It is a linked list. Cost of addition/deletion is constant.

As for list traversal cost, the cost will be the same O(n) as now since
we append to the end of the queue and look at the next and keep doing it
until a priority message is found and processed. Even with locks, this
will stay at O(n).

e.g. Say the list contains 4 non-priority messages (N) and 1 priority
message (P) for n=5. If at the start, the queue is [N, N, N, N, P], with the
current code the list changes as:

[N, N, N, P, N]
[N, N, N, P, N]
[N, N, P, N, N]
[N, P, N, N, N]
[P, N, N, N, N]
<process p and remove it from queue>
[N, N, N, N]

For cost O(n)

With the new code, it'd be:
[N, N, N, N, P] -> <check each item till P is hit -- cost = n = 5>
<bring p to front, cost = constant>
[P, N, N, N, N]
<remove p, cost = constant>
[N, N, N, N]

The cost is still  O(n)

Additionally, such a case where processors are full would be encountered
rarely since a vast majority of pages have a single applet which
wouldn't max out the thread pool.

Cheers,
Deepak

> > 
> > Deepak
> >  
> > > This does no solve the problem of the applets 'hanging around in a
> > > separate window' until destroy is processed, 
> When we set the handle using reframe at the bottom of the handle block, that's where the applet shows up in a separate window.
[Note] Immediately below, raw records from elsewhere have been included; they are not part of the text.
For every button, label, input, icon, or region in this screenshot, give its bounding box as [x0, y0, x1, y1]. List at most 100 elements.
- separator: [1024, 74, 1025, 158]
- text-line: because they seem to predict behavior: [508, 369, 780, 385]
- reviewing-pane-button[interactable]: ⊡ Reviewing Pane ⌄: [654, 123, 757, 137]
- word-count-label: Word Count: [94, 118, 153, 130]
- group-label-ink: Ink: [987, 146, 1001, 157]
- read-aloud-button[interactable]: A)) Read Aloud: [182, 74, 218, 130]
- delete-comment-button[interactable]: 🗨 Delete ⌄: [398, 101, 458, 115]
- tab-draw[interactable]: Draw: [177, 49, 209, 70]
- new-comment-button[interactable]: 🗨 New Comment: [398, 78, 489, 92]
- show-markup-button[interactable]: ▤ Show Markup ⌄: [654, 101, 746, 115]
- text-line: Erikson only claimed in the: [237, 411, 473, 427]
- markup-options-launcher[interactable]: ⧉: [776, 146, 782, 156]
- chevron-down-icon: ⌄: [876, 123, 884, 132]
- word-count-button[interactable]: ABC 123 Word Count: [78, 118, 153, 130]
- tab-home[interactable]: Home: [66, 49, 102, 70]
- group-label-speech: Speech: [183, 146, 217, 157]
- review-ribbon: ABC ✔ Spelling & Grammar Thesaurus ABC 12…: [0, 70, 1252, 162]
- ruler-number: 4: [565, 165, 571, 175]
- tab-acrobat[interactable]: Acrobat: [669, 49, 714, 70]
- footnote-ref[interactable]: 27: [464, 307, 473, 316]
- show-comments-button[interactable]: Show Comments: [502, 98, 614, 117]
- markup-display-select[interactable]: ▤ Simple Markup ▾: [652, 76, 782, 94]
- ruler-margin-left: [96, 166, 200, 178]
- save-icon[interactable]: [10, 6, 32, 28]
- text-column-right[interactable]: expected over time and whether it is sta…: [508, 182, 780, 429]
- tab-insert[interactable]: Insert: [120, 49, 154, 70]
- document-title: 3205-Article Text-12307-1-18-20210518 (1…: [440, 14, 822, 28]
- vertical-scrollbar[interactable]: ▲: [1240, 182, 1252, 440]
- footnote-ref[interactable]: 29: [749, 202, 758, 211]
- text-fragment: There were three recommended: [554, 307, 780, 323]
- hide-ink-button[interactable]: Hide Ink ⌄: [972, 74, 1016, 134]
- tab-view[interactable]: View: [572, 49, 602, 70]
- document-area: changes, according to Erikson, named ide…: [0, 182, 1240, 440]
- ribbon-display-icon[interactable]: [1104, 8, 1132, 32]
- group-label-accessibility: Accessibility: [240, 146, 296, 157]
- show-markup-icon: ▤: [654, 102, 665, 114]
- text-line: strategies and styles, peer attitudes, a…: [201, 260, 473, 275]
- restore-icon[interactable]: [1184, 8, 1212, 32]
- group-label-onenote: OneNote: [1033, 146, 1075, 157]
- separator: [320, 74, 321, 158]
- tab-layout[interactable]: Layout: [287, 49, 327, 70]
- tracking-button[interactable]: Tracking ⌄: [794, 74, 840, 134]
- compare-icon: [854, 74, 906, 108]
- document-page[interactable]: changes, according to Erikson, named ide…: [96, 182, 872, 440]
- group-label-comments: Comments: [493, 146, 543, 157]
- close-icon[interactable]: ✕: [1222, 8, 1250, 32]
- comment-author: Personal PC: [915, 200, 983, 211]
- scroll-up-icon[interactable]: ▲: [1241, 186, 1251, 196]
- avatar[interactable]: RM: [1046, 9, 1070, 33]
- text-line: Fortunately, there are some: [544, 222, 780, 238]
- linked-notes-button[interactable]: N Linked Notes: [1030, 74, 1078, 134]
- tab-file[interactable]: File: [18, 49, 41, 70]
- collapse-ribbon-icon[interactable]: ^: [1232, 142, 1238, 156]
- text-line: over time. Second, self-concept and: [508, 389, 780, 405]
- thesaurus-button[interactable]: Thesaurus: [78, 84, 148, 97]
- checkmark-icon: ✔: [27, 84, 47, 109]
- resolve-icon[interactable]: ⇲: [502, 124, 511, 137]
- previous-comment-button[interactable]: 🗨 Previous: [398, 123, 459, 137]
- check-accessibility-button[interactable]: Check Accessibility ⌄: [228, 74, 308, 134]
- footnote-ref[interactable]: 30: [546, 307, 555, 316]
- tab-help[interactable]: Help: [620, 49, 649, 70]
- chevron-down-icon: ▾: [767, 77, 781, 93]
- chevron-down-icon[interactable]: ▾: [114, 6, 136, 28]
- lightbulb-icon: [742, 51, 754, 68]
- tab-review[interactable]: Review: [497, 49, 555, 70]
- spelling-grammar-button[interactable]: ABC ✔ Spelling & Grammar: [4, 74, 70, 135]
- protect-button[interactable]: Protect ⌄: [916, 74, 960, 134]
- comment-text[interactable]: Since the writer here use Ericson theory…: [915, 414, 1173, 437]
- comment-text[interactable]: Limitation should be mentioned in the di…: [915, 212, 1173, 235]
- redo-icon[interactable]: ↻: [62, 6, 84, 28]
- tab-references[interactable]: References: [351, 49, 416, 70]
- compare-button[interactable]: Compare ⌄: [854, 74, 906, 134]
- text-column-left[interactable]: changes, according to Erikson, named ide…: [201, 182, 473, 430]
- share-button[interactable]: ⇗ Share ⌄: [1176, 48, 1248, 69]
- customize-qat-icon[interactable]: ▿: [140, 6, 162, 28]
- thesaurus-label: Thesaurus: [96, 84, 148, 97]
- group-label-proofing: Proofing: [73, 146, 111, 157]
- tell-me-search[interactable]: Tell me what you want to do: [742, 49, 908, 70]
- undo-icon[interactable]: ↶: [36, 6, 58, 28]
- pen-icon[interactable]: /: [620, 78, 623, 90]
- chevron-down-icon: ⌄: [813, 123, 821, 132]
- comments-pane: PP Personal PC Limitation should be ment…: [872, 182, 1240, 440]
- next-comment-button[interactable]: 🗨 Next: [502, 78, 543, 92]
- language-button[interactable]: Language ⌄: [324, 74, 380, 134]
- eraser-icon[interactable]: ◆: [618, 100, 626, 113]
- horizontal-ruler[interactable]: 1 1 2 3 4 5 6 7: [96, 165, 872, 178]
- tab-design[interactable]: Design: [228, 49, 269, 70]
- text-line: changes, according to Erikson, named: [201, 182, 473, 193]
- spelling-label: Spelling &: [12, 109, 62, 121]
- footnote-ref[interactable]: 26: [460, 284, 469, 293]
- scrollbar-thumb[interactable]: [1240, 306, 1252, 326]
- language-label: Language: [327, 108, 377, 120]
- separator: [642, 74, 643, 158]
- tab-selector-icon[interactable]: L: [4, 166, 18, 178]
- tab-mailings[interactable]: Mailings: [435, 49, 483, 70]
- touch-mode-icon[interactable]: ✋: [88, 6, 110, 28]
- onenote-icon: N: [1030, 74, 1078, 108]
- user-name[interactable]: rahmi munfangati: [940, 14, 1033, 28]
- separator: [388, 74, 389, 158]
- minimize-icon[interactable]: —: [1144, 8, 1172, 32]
If we do not reframe given that a destroy message is sent, we can avoid the window showing up at all. (I am still looking into doing this)
> 
> > > but I don't imagine
> > too
> > > many regular users see that case. And even if they do, the applet
> > is
> > > always guaranteed to be destroyed eventually, ensuring a consistent
> > > state.
> Yes they will be eventually destroyed, but during that time do we we really want to have it using up their resources?
> 
> > > 
> > > Cheers,
> > > Deepak
> > > 
> > > > > 
> > > > > Sorry to be nitpicking.. I am trying to get rid of locks from
> > the code
> > > > > as much
> > > > > as possible by re-designing message sequencing... if a lock is
> > to be
> > > > > added, I
> > > > > want to make sure there is no other solution first :)
> > > > > 
> > > > > Cheers,
> > > > > Deepak
> > > > > 
> > > > > > Cheers,
> > > > > >   Andrew
> > > > >